“GE wanted to transform its image from [a] maker of power plants to a company known for the power of its innovative ideas.”
How do you tell the story of a company as large and varied as General Electric? When Jeffrey Immelt took charge as CEO, he realized that the world still saw GE as an appliance and light bulb company. So he set a goal to illuminate GE’s true identity. In partnership with frog, the company undertook a major redesign of its global website and at the same time created a rich comprehensive intranet for hundreds of thousands of GE employees. Six years, 100 websites, and 30 awards later, GE.com reflects the complexity and dynamism of GE and exemplifies the new world standard in global digital communications.
Imagination at Work
To convey this diversity, GE hired frog to rebuild and manage its online presence, and frog did so by emphasizing individual stories that collectively represented the full breadth of GE’s capabilities, from energy and transport to health and imaging. The re-launched front page of GE.com presented a video about how GE’s people and technology are making an impact on the world. A new story is posted every month, building an archive of the vastly different kinds of light GE is spreading around the world. These stories not only help customers and the public better understand GE, but also communicate the company's accomplishments to its employees.

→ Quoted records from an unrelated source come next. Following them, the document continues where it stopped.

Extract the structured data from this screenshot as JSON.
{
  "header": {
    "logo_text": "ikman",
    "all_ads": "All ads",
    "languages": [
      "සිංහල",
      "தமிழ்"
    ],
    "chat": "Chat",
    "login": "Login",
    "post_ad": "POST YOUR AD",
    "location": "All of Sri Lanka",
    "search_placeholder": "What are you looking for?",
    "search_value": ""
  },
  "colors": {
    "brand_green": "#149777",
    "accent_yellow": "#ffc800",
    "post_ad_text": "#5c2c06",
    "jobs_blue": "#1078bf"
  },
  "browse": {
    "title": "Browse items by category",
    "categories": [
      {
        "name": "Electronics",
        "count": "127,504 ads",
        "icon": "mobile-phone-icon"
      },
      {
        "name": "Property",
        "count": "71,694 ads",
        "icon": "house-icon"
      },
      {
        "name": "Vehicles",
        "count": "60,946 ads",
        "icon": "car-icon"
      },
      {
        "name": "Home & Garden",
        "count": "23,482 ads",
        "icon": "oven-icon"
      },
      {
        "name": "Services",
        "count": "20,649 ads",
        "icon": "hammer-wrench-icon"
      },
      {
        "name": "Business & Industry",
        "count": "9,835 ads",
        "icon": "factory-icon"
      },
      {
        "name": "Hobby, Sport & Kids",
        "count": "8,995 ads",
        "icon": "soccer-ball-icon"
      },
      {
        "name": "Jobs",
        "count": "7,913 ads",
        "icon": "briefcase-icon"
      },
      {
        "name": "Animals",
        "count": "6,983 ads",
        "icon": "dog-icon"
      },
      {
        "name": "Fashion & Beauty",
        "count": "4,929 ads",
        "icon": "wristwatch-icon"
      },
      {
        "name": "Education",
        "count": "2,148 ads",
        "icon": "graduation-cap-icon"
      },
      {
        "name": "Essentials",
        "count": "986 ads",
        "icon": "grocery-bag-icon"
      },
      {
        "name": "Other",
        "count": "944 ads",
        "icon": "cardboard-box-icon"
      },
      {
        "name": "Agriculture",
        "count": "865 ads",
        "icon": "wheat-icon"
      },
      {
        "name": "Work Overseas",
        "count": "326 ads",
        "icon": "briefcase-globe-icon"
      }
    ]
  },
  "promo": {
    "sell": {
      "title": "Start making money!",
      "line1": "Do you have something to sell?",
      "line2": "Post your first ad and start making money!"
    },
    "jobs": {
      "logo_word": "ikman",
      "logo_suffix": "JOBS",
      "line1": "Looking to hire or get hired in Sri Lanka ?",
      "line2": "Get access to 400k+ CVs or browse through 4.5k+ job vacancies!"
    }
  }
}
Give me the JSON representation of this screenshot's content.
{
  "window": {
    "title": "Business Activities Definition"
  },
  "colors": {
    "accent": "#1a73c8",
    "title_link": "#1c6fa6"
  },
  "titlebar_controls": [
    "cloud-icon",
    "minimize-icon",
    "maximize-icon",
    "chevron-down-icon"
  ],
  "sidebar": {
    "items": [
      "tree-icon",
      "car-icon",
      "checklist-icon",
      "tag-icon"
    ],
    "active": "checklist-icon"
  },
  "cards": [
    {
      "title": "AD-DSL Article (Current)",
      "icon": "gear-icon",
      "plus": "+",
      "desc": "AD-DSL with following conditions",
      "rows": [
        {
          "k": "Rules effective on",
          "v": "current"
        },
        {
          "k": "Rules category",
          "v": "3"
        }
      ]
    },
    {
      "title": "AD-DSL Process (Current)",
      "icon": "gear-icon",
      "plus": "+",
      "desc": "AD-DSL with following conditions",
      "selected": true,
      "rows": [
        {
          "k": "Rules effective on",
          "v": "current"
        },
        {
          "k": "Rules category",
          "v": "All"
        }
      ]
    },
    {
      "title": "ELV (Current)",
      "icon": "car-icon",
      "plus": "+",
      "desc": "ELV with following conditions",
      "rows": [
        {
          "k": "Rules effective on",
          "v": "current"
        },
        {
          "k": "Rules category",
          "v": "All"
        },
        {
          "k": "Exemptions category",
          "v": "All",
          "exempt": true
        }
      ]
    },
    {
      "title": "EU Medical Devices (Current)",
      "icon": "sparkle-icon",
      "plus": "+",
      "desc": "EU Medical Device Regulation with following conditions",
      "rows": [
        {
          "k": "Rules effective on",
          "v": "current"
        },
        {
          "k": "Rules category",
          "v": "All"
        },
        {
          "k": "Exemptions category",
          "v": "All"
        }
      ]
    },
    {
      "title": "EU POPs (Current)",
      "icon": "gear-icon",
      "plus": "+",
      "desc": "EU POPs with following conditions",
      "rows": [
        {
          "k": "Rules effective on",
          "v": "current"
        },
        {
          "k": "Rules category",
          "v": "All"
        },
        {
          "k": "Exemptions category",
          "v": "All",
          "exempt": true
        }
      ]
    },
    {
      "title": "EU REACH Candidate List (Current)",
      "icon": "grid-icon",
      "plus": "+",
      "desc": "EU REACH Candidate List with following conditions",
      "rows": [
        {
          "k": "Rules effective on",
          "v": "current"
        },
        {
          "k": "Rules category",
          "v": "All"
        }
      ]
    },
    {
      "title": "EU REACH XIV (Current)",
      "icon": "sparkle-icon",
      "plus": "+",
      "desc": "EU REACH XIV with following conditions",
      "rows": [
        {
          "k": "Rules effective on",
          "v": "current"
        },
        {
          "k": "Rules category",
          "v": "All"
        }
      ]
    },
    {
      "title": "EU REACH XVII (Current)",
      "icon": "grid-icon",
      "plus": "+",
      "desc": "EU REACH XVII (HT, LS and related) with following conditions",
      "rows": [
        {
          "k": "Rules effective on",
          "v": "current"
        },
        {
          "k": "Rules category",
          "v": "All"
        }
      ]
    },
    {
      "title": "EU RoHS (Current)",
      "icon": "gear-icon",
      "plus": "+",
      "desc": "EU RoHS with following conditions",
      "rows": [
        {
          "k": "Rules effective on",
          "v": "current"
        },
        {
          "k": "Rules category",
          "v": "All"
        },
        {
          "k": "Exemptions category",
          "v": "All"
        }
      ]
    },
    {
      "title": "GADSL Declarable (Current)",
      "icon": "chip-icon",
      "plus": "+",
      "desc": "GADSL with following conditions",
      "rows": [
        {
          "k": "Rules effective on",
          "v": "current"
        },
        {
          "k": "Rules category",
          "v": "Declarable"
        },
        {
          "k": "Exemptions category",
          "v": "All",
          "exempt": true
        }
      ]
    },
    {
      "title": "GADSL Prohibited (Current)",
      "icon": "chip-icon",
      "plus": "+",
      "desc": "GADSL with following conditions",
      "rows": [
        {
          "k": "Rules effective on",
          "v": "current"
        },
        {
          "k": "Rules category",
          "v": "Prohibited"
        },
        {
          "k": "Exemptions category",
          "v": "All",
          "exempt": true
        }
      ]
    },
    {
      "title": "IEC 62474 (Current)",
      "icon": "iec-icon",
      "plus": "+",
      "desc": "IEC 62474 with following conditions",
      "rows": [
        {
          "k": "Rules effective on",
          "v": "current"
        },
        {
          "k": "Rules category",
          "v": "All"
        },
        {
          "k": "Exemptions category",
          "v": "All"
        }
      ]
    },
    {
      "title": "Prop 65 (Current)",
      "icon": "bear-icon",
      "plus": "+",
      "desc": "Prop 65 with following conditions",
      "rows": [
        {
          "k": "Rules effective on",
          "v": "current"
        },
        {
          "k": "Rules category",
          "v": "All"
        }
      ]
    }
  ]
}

The encompassing name for the site is “Imagination at work,” and examples of this are as wide-ranging as the provision of electricity at the Beijing Olympics, the desalination efforts in Algeria, and the power and clean water supply (and a large donation of health-care equipment) in Ghana. Gathering these stories required assembling a video team, information architects, graphic
designers, animators, writers, and programmers. All told, frog’s team of 17 lived and breathed GE for six years to accomplish Immelt’s goal of telling the company’s full story.
Navigating by the Way People Think
The stories would be pointless if no one could find them, so one of the major tasks for the frog team was how to make 3,000 publicly available pages understandable and navigable. We streamlined the quantity down to 300 and devised a simple navigation scheme based on how people naturally approached the GE.com site (rather than GE’s organizational chart, as had previously been the case).
We kept the language simple and ensured that customers searching for a microwave—the most common search term used on GE.com—would find the product page easily. In going for the bigger picture of GE, frog was conscious to pay close attention to the original aspects for which the company is still best known.
In addition to the public face of GE.com, frog also designed an extensive internal communications tool that combined more than 100 separate intranets and accommodated multiple languages and countries. This new insideGE platform was launched in February of 2009. The site, a destination for 300,000 GE staff worldwide, features targeted information, unified company storytelling, social networking tools, calendar, staff directory, and news feed features. During a time of global economic turmoil, insideGE provided a means for dialogue within the organization and demonstrated GE’s ongoing commitment to innovation.